DYNAMICS OF A CONDUCTING DROP IN A TIME-PERIODIC ELECTRIC-FIELD

Abstract

The nonlinear dynamical behaviour of a conducting drop in a time-periodic electric field is studied. Taylor's (1964) theory on the equilibrium shape is extended to derive a dynamical equation in the form of an ordinary differential equation for a conducting drop in an arbitrary time-dependent, uniform electric field based on a spheroidal approximation for the drop shape and the weak viscosity effect. The dynamics is then investigated via the classical two-timing analysis and the Poincare map analysis of the resulting dynamical equation. The analysis reveals that in the neighbourhood of a stable steady solution, an 0(epsilon1/3) time-dependent change of drop shape can be obtained from an 0(epsilon) resonant forcing. It is also shown that the probability of drop breakup via chaotic oscillation can be maximized by choosing an optimal frequency for a fixed forcing amplitude.
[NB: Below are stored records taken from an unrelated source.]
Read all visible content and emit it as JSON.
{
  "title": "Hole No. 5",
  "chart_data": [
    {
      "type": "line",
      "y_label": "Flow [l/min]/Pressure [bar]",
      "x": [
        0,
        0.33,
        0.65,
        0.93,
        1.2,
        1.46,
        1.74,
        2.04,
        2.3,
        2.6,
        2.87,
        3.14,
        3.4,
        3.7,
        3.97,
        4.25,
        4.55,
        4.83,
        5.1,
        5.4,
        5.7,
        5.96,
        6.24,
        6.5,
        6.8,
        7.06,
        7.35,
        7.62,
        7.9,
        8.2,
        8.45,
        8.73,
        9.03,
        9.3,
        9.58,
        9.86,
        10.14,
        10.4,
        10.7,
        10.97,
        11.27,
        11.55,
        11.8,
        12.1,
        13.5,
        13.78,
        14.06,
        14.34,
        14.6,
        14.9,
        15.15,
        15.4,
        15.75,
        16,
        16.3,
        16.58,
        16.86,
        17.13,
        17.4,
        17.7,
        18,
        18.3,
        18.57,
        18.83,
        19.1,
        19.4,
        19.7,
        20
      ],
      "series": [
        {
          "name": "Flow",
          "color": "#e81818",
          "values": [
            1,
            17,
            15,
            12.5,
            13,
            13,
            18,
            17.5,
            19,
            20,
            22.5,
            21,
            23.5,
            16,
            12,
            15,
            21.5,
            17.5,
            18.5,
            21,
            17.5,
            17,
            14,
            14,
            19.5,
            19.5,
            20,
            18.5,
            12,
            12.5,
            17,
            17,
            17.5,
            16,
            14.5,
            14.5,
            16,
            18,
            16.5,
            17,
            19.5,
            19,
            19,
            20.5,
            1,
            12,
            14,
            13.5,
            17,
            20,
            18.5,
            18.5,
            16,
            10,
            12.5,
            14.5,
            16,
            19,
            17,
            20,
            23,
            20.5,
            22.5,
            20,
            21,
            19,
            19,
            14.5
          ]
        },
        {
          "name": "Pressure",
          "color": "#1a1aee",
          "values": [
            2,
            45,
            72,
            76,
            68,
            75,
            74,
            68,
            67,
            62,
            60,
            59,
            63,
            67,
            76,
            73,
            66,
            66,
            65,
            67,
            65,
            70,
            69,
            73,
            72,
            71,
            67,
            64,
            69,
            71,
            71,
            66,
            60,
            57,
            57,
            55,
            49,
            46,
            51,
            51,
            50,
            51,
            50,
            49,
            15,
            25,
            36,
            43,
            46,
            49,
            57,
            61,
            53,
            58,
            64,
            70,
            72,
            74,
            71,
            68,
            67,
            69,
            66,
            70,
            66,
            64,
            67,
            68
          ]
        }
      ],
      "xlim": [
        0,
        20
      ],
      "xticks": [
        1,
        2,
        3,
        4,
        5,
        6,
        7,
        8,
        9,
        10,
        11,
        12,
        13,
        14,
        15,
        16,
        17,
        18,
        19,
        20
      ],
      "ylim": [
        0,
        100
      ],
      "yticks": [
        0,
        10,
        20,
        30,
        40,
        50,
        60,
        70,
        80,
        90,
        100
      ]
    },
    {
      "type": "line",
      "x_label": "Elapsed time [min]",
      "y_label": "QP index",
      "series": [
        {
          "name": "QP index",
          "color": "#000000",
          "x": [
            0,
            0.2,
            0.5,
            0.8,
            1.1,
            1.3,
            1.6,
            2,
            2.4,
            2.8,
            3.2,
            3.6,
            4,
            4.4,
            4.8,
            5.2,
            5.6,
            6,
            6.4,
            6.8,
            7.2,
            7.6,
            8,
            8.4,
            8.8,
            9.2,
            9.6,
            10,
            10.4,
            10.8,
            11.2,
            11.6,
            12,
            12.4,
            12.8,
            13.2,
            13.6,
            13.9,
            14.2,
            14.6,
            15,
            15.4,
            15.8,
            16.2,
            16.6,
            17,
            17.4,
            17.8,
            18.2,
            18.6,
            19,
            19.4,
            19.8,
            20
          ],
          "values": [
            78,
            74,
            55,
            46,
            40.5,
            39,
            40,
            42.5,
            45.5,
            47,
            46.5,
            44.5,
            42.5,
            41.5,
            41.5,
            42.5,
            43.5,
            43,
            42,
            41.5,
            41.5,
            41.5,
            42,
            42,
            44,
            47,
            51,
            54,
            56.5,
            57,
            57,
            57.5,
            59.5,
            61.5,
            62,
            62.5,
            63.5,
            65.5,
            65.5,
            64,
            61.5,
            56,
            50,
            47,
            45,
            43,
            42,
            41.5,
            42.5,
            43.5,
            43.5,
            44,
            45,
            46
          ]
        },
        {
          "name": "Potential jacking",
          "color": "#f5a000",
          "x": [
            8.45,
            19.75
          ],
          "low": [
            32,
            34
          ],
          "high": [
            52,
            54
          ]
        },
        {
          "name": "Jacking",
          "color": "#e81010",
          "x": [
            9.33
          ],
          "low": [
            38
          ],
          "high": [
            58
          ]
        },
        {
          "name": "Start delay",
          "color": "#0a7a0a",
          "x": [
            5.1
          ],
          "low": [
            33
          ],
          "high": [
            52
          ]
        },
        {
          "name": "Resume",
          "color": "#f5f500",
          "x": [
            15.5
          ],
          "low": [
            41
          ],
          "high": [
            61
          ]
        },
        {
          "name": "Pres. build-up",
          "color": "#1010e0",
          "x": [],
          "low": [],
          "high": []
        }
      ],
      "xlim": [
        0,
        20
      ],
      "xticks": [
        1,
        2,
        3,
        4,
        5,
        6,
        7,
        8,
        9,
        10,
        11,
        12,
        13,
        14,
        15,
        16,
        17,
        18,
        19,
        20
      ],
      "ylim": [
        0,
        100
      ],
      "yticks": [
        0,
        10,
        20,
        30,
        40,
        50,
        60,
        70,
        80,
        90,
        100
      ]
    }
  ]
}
As a preliminary analysis, the effect of weak viscosity on the oscillation frequency modification in a steady electric field is also studied by using the domain perturbation technique. Differently from other methods based on the theory of viscous dissipation, the viscous pressure correction is directly obtained from a consideration of the perturbed velocity field due to weak viscosity.